How Canadian Income Tax Works in 2026
Canada uses a progressive marginal tax system, meaning you pay different rates on different portions of your income — not one flat rate on everything. Many Canadians mistakenly think moving into a higher bracket means all their income gets taxed at the higher rate. That's not how it works. Only the income above each threshold is taxed at the higher rate.
For example, if you earn $60,000 in Ontario in 2026, you don't pay 20.5% on all $60,000. You pay 15% on the first $57,375, and only 20.5% on the remaining $2,625. This is the core principle behind Canada's tax brackets.
Federal Tax Brackets 2026
Federal tax rates apply to all Canadians regardless of province. For the 2025 tax year (filed in 2026), the federal brackets are:
| Income Range |
Federal Rate |
| $0 – $57,375 | 15% |
| $57,375 – $114,750 | 20.5% |
| $114,750 – $158,519 | 26% |
| $158,519 – $220,000 | 29% |
| Over $220,000 | 33% |
Your province adds its own tax on top of the federal rate. This is why two people with the same salary can pay very different amounts depending on where they live.
What Are CPP and EI — And Why Are They Deducted?
Along with income tax, two other deductions come off every Canadian employee's paycheque. CPP (Canada Pension Plan) is a mandatory retirement savings program. Both you and your employer contribute — in 2026, employees contribute 5.95% of earnings between $3,500 and $71,300, up to a maximum of $4,034.10 per year. When you retire, your CPP contributions become your CPP pension payments.

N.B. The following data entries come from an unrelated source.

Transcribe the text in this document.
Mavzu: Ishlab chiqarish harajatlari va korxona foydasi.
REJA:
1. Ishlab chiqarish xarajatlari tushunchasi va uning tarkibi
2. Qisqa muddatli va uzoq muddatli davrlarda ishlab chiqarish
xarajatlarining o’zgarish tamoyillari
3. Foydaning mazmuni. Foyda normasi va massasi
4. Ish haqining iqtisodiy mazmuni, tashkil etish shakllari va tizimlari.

EI (Employment Insurance) provides temporary income if you lose your job, go on maternity leave, or face certain other life events. The 2026 employee EI rate is 1.66% of insurable earnings, up to a maximum of $1,090.62 per year. Unlike CPP, EI premiums are not returned to you directly — they fund the EI program for all Canadians.
Both CPP and EI contributions generate federal tax credits, which is why our calculator applies them as credits against your federal and provincial tax — reducing your actual tax bill slightly.

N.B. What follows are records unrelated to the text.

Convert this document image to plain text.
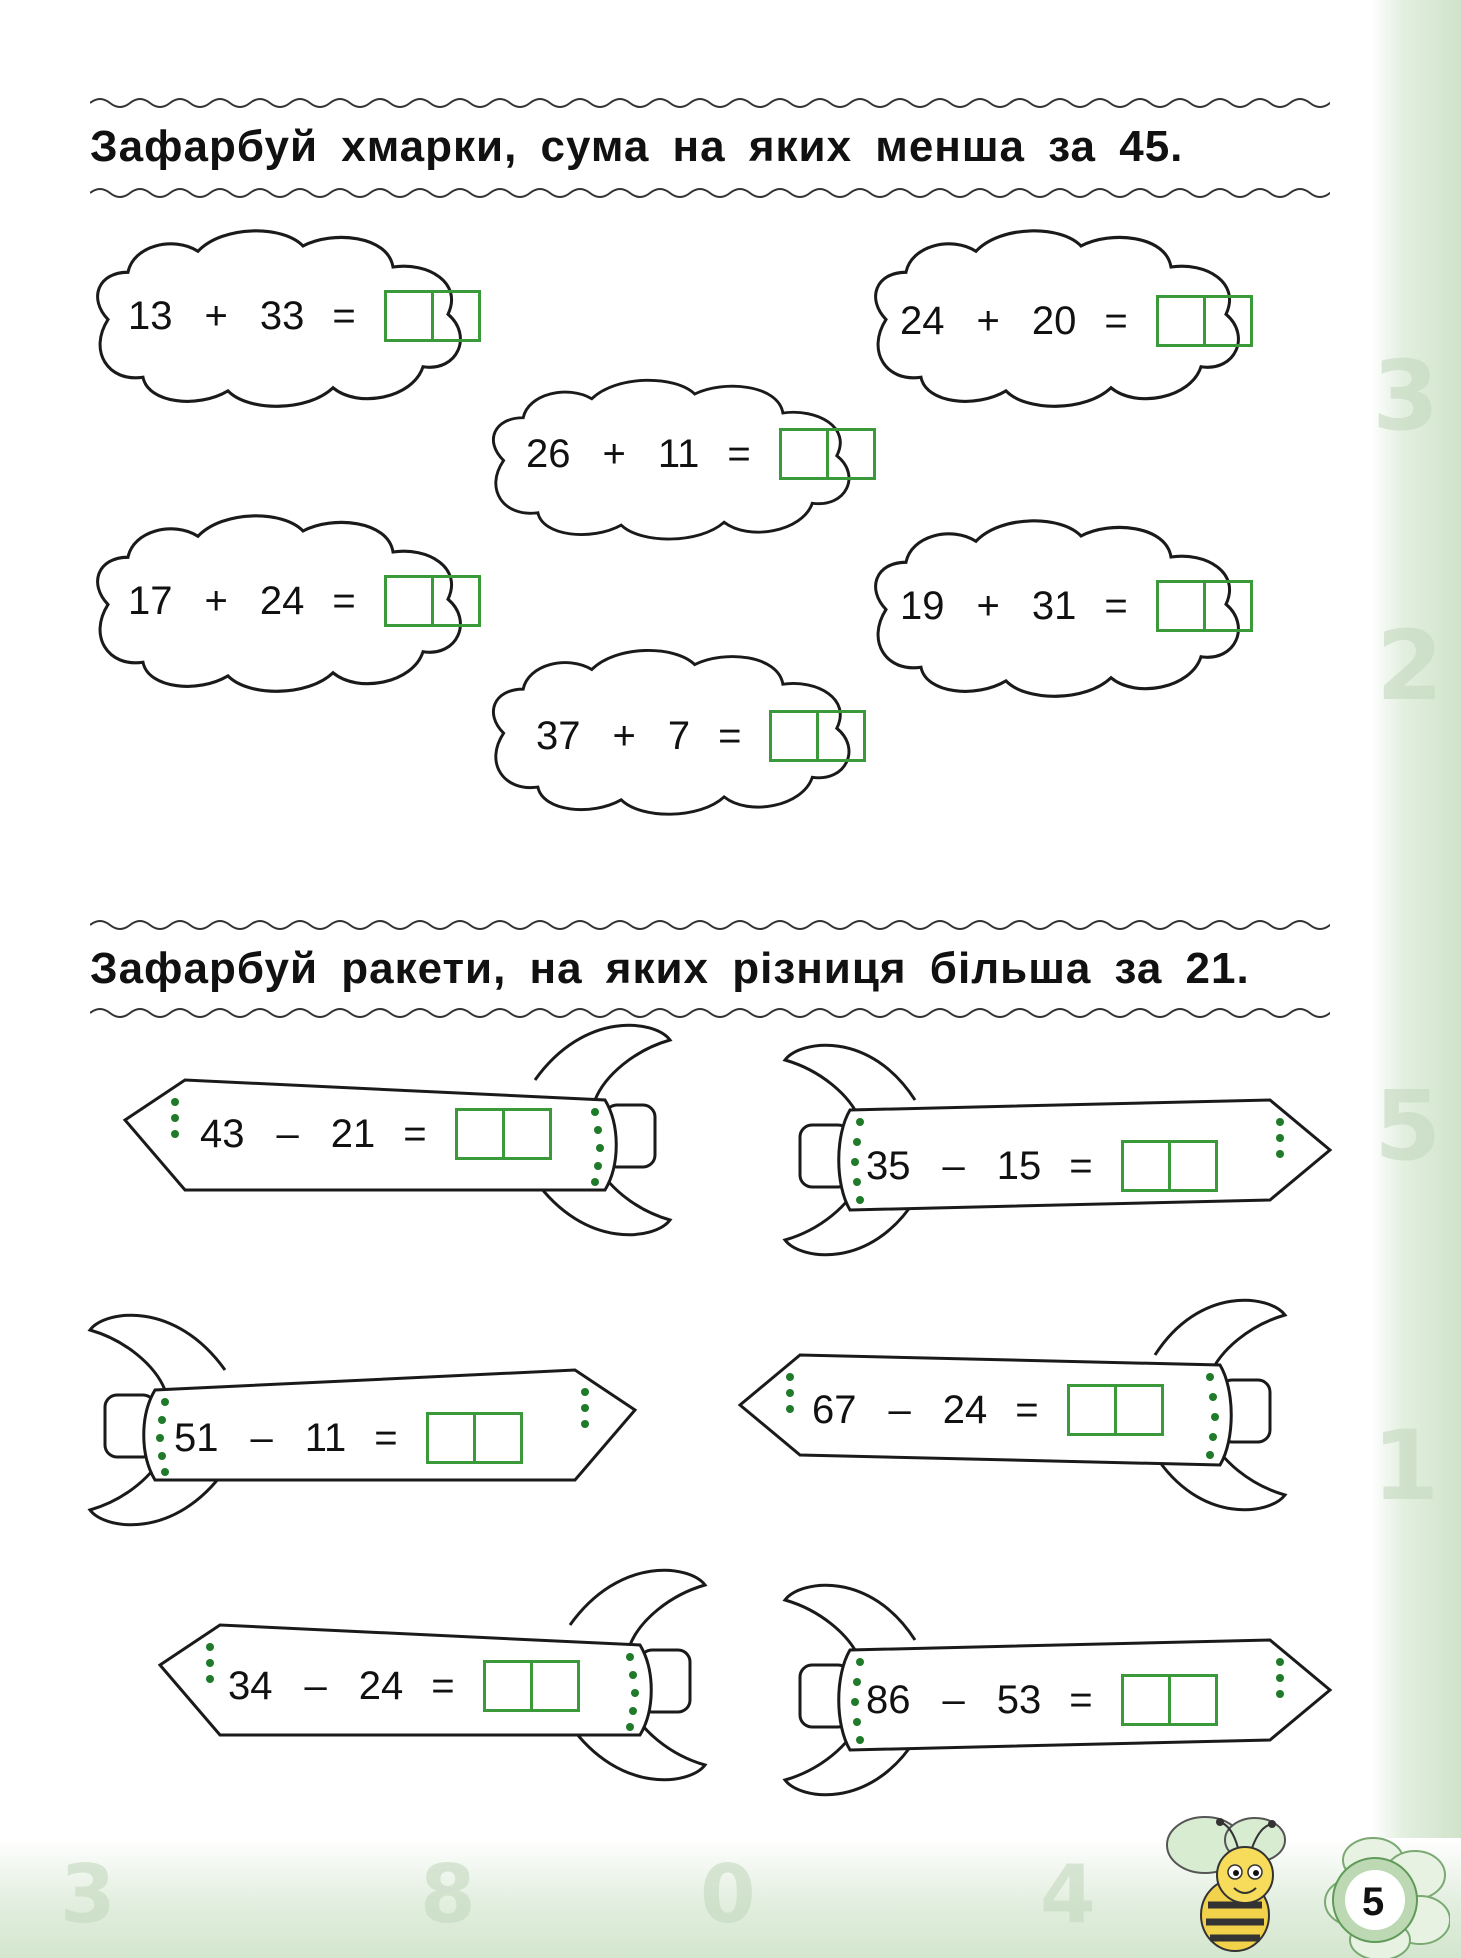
3
2
5
1
3	8	0	4
Зафарбуй хмарки, сума на яких менша за 45.
13 + 33 =	24 + 20 =
26 + 11 =
17 + 24 =	19 + 31 =
37 + 7 =
Зафарбуй ракети, на яких різниця більша за 21.
43 – 21 =
35 – 15 =
51 – 11 =
67 – 24 =
34 – 24 =	86 – 53 =
5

Provincial Income Tax Rates Compared — 2026
Every province and territory has its own income tax brackets layered on top of the federal rate. Alberta is the most tax-friendly province with no provincial sales tax and a flat 10% provincial rate on income under $148,269. Quebec has the highest provincial rates in Canada but also offers more provincial services and deductions. Ontario sits in the middle for most income levels.
The combined federal + provincial top marginal rate ranges from 44.5% in Nunavut to 54% in Nova Scotia. Most Canadians with employment income between $50,000 and $100,000 face an effective (average) tax rate of 20%–28% — significantly lower than the marginal rate.
What Is the Basic Personal Amount?
The Basic Personal Amount (BPA) is a non-refundable tax credit that every Canadian receives. It means the first $16,129 of your income (federally, in 2026) is effectively tax-free. Each province has its own BPA as well. Our calculator applies both federal and provincial BPAs automatically when computing your tax.
Effective Rate vs Marginal Rate — What's the Difference?
Your marginal rate is the rate you pay on your next dollar of income. Your effective rate (also called average rate) is total tax paid divided by total income. The effective rate is always lower than the marginal rate because of how progressive brackets work. When people talk about "being in the 26% tax bracket," they mean their marginal rate — not that they pay 26% on everything they earn.
Understanding your marginal rate matters for decisions like RRSP contributions. Every $1,000 you contribute to an RRSP saves you money at your marginal rate — so at 33.5% combined federal + Ontario rate, a $1,000 RRSP contribution saves you $335 in taxes today.